Well all those really early rocket scientists were all science fiction nerds because they were dreaming of rockets before anyone else were, which was totally science fiction.

[01:13:59]

Yeah. So much overlap.

[01:14:01]

Yeah, exactly. And then I was just, I just wrote down that we should probably make those chicken wings, you suggest, with the ruffles. Oh yeah. That sounds great. Yeah.

[01:14:11]

I'd like to try that. That sounds like a tasty treat.

[01:14:14]

I finish the the rest of the chicken salad at the track. Yes. Oh you did. Yeah. It's so good.

[01:14:21]

I mean you know how I ate it yesterday.
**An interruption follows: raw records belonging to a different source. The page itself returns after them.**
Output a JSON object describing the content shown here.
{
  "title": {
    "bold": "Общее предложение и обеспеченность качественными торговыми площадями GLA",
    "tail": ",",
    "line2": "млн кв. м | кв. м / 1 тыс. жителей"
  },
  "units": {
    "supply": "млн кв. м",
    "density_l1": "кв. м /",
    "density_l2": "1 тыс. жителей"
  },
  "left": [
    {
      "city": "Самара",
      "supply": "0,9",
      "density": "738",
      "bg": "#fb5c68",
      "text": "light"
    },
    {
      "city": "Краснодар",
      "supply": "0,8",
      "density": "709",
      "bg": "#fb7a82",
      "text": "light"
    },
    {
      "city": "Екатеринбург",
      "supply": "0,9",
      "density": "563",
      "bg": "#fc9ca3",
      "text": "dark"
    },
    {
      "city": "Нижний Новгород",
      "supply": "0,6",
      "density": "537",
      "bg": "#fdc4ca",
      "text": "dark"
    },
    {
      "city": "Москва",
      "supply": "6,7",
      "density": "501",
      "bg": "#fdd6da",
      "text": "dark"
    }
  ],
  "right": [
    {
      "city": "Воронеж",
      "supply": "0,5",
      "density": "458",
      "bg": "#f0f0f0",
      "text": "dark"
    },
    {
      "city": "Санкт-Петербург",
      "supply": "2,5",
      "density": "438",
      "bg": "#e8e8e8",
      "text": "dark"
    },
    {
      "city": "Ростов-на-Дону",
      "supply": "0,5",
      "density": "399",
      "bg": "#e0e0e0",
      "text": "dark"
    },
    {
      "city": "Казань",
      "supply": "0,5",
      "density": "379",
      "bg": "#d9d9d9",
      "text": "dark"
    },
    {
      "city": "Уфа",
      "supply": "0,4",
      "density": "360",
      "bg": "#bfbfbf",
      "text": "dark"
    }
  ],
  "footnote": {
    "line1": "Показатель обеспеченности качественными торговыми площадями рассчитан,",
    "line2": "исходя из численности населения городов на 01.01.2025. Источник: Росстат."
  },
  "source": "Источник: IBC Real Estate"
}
How with my fingers. Oh it's dip my fingers in the metal bucket and a chicken salad. Oh yeah. You just those good one and use a fork.

[01:14:32]

I didn't have any utensils. Oh yeah. Well you did what you had to do. I misplaced the bread.

[01:14:38]

OK, long enough that I just got impatient that way. That makes I would have done the same.

[01:14:42]

Yeah. I need another batch of it. We always need another batch. We always need another batch.

[01:14:47]

Yeah. That's all. All right. Love you. Love you.